Wien. (afm) Beginnend ab Freitag befragt die Wiener Ärztekammer bis 24. Juni die Ärzte des Wiener Krankenanstaltenverbands (KAV) zu ihrer Streikbereitschaft, sollten ihre Gehaltsforderungen betreffend der neuen Arbeitszeitrichtlinien von der Stadt nicht umgesetzt werden. Die zuständige Kurie hatte zum dritten Mal die Verhandlungsergebnisse innerhalb des KAV abgelehnt.

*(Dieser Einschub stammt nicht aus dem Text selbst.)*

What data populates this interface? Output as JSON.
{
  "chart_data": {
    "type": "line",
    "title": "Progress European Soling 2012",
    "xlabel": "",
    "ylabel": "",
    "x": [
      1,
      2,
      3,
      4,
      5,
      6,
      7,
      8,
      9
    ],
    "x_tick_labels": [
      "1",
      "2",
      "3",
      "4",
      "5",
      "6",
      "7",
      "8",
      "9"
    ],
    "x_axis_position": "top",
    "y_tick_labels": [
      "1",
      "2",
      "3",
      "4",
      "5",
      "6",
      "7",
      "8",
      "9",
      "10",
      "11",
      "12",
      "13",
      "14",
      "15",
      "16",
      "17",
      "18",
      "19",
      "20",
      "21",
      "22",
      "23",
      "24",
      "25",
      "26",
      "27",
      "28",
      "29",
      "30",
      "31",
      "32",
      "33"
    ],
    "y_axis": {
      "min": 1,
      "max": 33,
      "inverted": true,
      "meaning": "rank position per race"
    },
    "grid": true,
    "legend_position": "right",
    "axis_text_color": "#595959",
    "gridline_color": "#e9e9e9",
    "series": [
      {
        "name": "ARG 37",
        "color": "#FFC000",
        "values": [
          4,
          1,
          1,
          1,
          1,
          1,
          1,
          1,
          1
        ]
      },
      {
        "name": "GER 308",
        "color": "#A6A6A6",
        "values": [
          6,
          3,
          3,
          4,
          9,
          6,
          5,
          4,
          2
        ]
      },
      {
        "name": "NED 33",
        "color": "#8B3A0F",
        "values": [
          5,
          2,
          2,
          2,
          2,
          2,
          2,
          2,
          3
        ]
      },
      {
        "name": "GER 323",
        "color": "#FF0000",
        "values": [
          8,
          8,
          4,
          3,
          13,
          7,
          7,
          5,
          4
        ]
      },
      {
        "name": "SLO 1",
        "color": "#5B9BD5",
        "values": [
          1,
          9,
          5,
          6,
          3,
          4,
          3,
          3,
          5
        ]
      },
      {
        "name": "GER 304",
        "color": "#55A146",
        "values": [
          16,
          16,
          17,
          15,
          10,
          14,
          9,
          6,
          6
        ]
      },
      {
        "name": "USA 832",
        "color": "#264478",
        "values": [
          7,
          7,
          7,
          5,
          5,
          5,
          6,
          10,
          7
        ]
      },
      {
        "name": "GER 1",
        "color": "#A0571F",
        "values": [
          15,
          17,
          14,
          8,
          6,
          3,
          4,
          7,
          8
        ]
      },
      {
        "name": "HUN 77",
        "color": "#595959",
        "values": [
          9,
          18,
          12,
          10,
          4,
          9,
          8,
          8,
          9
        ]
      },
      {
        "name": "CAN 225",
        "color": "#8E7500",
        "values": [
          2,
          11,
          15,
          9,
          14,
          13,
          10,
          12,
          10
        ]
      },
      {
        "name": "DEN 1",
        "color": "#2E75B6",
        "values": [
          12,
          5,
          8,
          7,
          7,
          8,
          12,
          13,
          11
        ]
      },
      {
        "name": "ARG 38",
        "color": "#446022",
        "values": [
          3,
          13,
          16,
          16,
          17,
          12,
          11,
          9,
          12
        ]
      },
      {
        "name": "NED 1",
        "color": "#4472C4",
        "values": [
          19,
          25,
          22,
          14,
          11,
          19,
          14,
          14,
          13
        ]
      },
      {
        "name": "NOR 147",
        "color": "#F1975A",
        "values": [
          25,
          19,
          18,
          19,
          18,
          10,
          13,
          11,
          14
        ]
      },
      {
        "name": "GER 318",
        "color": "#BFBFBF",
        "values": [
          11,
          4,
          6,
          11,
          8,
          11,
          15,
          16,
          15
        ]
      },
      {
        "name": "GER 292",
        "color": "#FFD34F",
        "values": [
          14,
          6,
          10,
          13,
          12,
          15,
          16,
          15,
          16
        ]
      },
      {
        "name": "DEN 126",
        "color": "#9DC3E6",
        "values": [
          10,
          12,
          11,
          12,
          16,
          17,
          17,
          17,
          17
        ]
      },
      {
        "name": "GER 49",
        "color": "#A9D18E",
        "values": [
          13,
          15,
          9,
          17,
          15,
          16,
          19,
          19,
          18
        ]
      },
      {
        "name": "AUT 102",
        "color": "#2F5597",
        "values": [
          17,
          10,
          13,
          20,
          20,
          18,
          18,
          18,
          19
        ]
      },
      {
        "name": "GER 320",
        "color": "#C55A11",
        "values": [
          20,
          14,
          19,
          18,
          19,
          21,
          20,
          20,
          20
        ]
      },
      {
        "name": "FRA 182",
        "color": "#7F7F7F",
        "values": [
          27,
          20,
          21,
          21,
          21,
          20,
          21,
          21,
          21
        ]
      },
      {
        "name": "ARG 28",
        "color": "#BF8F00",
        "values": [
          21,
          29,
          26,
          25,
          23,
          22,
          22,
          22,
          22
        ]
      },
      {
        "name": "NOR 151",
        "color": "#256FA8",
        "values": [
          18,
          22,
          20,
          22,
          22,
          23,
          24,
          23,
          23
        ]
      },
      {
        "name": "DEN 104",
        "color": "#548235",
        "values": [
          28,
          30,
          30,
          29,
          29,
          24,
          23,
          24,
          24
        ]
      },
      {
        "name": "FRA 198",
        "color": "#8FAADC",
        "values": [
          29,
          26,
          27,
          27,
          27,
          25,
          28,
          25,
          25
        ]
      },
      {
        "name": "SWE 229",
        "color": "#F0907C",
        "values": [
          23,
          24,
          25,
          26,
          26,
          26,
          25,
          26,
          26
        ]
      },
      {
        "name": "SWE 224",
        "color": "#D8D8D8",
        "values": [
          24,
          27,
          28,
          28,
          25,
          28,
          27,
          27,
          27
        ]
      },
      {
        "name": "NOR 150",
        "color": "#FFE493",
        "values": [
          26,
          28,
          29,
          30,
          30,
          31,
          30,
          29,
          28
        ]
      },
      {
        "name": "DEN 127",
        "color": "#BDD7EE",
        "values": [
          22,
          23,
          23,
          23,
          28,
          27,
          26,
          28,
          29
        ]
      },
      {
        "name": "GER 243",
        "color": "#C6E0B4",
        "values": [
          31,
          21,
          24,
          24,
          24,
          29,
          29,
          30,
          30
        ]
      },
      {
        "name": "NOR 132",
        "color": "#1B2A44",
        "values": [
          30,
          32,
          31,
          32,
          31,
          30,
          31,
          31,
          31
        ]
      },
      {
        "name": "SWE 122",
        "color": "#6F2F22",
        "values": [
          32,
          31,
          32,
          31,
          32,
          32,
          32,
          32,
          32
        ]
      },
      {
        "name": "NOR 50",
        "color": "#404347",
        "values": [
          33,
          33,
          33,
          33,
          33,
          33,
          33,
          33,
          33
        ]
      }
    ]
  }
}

"Es scheint, dass bei der Ärztekammer Vorwahlkampf ausgebrochen ist", kommentierte Gesundheitsstadträtin Sonja Wehsely am Donnerstag das Vorgehen. Sie bleibt weiterhin dabei, dass die von der Ärztekammer für den KAV geforderten zusätzlichen 25 Millionen Euro keine sachliche Grundlage haben. Außerdem würde ein Aufschnüren des Pakets negative Signalwirkungen auf bereits geschlossene Vereinbarungen in anderen Bundesländern haben. "Da geht nicht nur Wien auf, sondern ganz Österreich."

Parallelen zum Beinahestreik der Ärzte des AKH sieht die Stadträtin nicht "Im Fall des AKH war von fünf eine einzige Forderung offen, die mit einem Angebot seitens der Krankenhausleitung erfüllt wurde. Beim KAV waren nach den erneuten Forderungen plötzlich wieder alle fünf Punkte offen, obwohl hier zuvor ebenfalls vier Punkte erledigt waren."

Seitens der Ärztekammer wartet man das Ergebnis der Befragung ab, dann wird man sich beraten. "Einen Streikbeschluss gab es nicht, wir prüfen nur die Streikbereitschaft", betont Präsident Thomas Szekeres gegenüber der "Wiener Zeitung". "Wir hoffen natürlich, dass es zu einer einvernehmlichen Lösung kommt, aber im Moment sind die Fronten etwas verhärtet."